Les triterpènes, en particulier l’acide ursolique et l’acide oléanolique, ont été identifiés dans les fleurs et possèdent des propriétés anti-inflammatoires et antivirales démontrées in vitro.
L’huile essentielle des fleurs (0,03 à 0,1 % du poids sec) contient principalement des composés terpéniques — linalol, cis-rose oxide, hotrienol — qui sont responsables du parfum musqué caractéristique. Ces composés volatils disparaissent largement au séchage, ce qui explique que les fleurs sèches aient une odeur plus discrète et un goût de foin.
Les fleurs contiennent aussi des mucilages (environ 3 % du poids sec), qui leur confèrent des propriétés émollientes, et des tanins en faible quantité.
VII. Chimie des baies
Les baies mûres de sureau noir sont remarquablement riches en composés bioactifs. Leur profil chimique diffère sensiblement de celui des fleurs, ce qui justifie des indications thérapeutiques distinctes.
Les anthocyanes sont les composés les plus abondants et les plus caractéristiques. Le jus de baies mûres contient entre 2 et 10 g/L d’anthocyanes totaux, selon les cultivars et les conditions de culture. Les deux anthocyanes majoritaires sont la cyanidine-3-O-sambubioside (un diglucoside spécifique du sureau, d’où son nom) et la cyanidine-3-O-glucoside. Ces pigments sont responsables de la couleur violet-noir intense des baies et de leur pouvoir antioxydant exceptionnel — parmi les plus élevés de tous les fruits européens.
Les baies contiennent également des flavonols (quercétine, kaempférol et leurs glycosides), des proanthocyanidines (tanins condensés) et des acides phénoliques (chlorogénique, néochlorogénique).
La teneur en vitamine C est significative : 20 à 50 mg pour 100 g de baies fraîches, soit l’équivalent d’un citron. Les baies contiennent aussi de la vitamine A (sous forme de caroténoïdes), de la vitamine B6 et du fer.

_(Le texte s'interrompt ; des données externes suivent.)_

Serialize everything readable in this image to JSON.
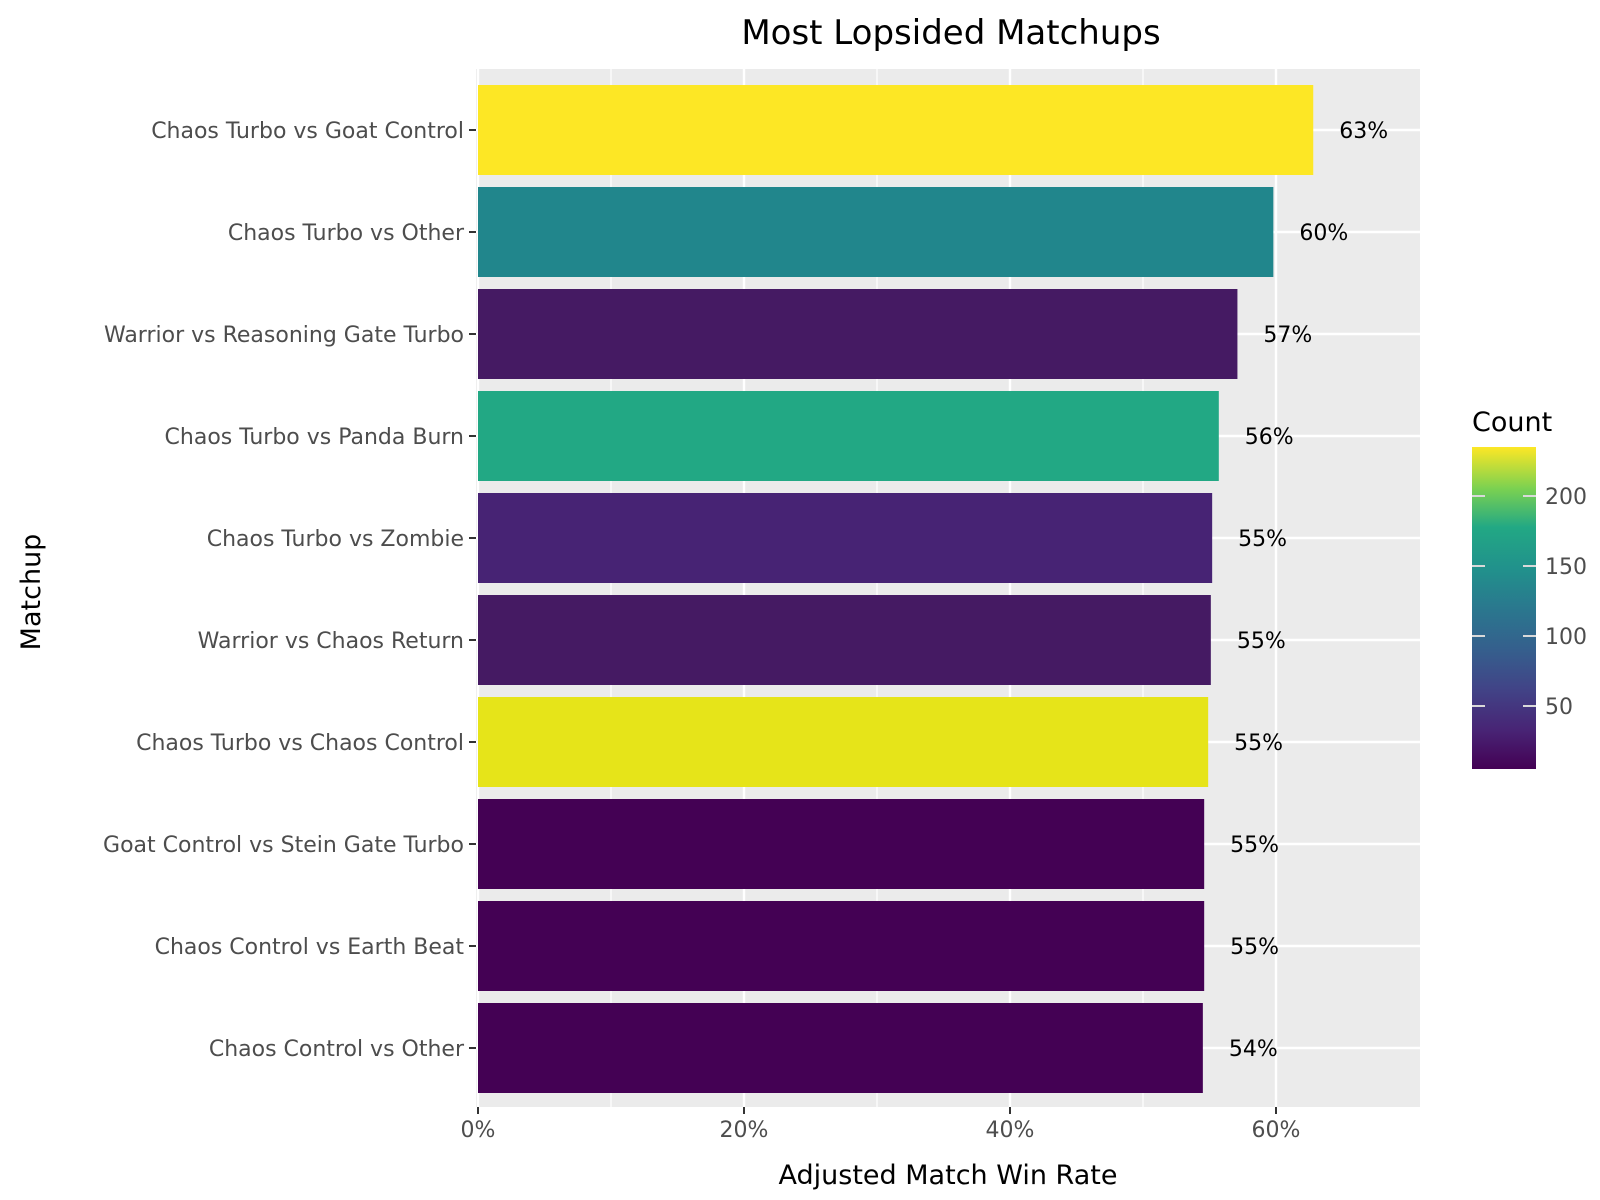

Un composé spécifique mérite une attention particulière : la lectine SNA-I (Sambucus nigra agglutinine I), une protéine capable de se lier spécifiquement aux résidus d’acide sialique présents à la surface des cellules et des virus. Cette lectine, qui a donné lieu à plus de 500 publications depuis sa découverte, est aujourd’hui un outil standard de la glycobiologie — mais elle joue aussi un rôle dans les propriétés antivirales du sureau.
Les baies non mûres (vertes ou rouges) contiennent de la sambunigrine, un glycoside cyanogénétique qui libère de l’acide cyanhydrique (HCN) par hydrolyse enzymatique. Cette toxicité disparaît à maturité et à la cuisson — raison pour laquelle les baies de sureau ne doivent jamais être consommées crues ni vertes.
VIII. Chimie de l’écorce et des feuilles
L’écorce et les feuilles contiennent des composés plus agressifs que les fleurs et les baies, ce qui explique leurs usages traditionnels plus drastiques — et les précautions nécessaires.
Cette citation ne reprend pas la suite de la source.